The UKIP party chairman in the constituency where leader Nigel Farage hopes to become an MP has said he "deeply regretted" his past membership of the National Front.
Martyn Heale, now a county councillor for UKIP in Kent, was a member of the far right organisation in the 1970s, but he insists he is not racist.
He also told the BBC it was "really depressing" to be reminded of his past.
Mr Farage confirmed he would seek selection in Thanet South in August.
Mr Heale has been a member of UKIP for more than a decade, and prior to that was a Conservative activist for almost 20 years.
He acknowledged that in the late 70s he was an active member of the National Front for more than a year.
Councillor Heale did not want to do a broadcast interview, but told BBC political correspondent Chris Mason: "I obviously regret what I did."
"It is really depressing," he added, to be reminded of his past.

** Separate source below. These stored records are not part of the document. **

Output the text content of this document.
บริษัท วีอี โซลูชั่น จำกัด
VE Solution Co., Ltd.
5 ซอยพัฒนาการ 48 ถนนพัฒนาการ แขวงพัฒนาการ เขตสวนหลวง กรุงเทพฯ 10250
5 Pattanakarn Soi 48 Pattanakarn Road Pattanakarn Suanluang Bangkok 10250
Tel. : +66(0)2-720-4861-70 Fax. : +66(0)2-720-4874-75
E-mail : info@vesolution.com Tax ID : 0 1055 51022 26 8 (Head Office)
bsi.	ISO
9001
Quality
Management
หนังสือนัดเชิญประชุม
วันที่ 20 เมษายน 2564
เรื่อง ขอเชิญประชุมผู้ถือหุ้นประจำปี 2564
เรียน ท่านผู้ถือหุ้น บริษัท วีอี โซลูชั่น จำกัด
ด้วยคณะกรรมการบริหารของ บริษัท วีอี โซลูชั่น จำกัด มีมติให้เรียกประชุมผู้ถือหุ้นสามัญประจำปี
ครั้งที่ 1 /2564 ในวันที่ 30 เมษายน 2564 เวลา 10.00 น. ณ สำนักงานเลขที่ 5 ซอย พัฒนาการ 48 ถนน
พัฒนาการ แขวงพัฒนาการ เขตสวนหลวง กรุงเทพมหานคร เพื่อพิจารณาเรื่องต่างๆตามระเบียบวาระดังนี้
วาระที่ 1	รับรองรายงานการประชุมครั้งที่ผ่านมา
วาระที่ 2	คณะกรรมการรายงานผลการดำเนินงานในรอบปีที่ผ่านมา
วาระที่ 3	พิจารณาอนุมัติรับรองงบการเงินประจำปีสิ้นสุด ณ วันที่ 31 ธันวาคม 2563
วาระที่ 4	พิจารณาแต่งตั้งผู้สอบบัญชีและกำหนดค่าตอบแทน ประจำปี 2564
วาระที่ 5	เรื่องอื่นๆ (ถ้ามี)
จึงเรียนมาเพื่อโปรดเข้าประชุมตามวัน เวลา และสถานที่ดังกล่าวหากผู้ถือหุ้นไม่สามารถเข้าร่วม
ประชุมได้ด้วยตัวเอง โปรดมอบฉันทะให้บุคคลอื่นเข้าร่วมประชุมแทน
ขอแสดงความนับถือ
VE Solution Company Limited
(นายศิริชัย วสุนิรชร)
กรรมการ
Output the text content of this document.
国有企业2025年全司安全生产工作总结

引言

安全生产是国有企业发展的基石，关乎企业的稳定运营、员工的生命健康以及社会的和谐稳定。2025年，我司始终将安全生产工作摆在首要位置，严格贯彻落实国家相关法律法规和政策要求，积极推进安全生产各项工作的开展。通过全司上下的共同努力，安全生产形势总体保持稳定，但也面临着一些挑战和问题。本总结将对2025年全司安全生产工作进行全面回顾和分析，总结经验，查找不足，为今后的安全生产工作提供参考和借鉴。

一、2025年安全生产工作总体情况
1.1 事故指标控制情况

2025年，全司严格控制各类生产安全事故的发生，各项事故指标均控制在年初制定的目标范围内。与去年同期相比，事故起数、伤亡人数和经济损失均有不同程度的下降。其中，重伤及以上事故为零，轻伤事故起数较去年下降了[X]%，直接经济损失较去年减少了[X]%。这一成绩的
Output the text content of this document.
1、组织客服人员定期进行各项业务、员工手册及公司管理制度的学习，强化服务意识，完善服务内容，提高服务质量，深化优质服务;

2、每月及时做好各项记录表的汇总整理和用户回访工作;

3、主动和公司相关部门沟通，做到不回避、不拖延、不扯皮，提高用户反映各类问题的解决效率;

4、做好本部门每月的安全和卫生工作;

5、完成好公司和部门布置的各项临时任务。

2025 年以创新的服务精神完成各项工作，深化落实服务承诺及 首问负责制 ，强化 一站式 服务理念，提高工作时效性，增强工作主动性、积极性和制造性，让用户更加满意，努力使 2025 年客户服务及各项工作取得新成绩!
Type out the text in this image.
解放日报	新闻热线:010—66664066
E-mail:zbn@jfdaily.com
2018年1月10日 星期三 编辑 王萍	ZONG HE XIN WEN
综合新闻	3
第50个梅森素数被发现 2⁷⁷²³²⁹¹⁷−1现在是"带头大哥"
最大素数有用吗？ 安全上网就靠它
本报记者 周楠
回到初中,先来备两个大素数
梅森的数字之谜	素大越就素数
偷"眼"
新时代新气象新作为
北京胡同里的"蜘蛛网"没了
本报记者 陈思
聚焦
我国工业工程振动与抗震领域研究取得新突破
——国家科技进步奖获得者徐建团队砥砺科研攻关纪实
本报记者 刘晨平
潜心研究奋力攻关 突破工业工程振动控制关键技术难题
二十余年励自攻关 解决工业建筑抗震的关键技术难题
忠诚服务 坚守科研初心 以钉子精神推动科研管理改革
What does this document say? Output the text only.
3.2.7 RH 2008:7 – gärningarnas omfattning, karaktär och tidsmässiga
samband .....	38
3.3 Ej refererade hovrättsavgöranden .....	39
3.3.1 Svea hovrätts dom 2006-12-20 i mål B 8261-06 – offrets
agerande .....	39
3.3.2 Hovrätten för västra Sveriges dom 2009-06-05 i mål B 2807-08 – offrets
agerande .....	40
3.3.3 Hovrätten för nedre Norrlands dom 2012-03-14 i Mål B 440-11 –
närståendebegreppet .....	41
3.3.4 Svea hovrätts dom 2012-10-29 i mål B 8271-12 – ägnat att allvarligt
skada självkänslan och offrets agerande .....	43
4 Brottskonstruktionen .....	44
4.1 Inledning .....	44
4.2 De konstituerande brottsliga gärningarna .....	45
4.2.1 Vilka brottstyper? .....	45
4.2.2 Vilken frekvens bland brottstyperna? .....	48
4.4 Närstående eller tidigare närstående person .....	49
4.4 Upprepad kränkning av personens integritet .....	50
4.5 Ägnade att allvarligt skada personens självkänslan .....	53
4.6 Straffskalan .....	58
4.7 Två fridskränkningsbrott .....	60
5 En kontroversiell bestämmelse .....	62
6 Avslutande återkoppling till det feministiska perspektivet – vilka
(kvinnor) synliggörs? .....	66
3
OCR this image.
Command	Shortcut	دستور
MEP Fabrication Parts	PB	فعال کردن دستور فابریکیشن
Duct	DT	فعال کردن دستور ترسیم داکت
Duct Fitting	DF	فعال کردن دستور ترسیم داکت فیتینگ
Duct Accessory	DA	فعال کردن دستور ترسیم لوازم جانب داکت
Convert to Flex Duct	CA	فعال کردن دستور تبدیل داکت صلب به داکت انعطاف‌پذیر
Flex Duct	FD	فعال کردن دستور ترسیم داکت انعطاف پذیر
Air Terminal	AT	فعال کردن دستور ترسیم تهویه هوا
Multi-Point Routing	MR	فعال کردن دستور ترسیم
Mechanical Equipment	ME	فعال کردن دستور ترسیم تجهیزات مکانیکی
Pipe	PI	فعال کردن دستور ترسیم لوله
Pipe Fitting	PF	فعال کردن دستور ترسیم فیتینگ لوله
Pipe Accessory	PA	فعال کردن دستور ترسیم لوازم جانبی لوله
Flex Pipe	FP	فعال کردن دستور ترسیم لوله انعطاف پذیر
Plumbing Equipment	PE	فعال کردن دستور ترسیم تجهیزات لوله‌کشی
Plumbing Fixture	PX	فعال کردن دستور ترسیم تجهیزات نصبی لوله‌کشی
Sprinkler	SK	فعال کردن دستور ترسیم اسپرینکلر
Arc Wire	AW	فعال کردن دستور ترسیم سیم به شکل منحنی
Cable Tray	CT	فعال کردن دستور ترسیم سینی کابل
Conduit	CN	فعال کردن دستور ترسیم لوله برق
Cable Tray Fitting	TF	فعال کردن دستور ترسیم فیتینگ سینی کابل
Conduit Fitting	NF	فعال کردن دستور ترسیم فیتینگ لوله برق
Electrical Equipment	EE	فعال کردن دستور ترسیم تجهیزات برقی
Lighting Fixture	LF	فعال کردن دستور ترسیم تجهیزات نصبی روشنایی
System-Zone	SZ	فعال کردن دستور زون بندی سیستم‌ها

Mr Heale acted as Mr Farage's election agent in 2005 when the UKIP leader ran, unsuccessfully, for Parliament in Thanet South.
A spokesman for UKIP said Mr Heale had been a party member for several years before the ban on former members of far right organisations was brought in.
To expel him "would be contrary to natural justice", he said.
Mr Farage, who was born in Kent, has represented south-east England in the European Parliament since 1999.
South Thanet is currently held by the Conservative MP Laura Sandys, who was elected in 2010 and has a majority of 7,617.
She is standing down and the Tories have chosen a founding member of UKIP and former leader of the party, Craig MacKinlay, as their candidate.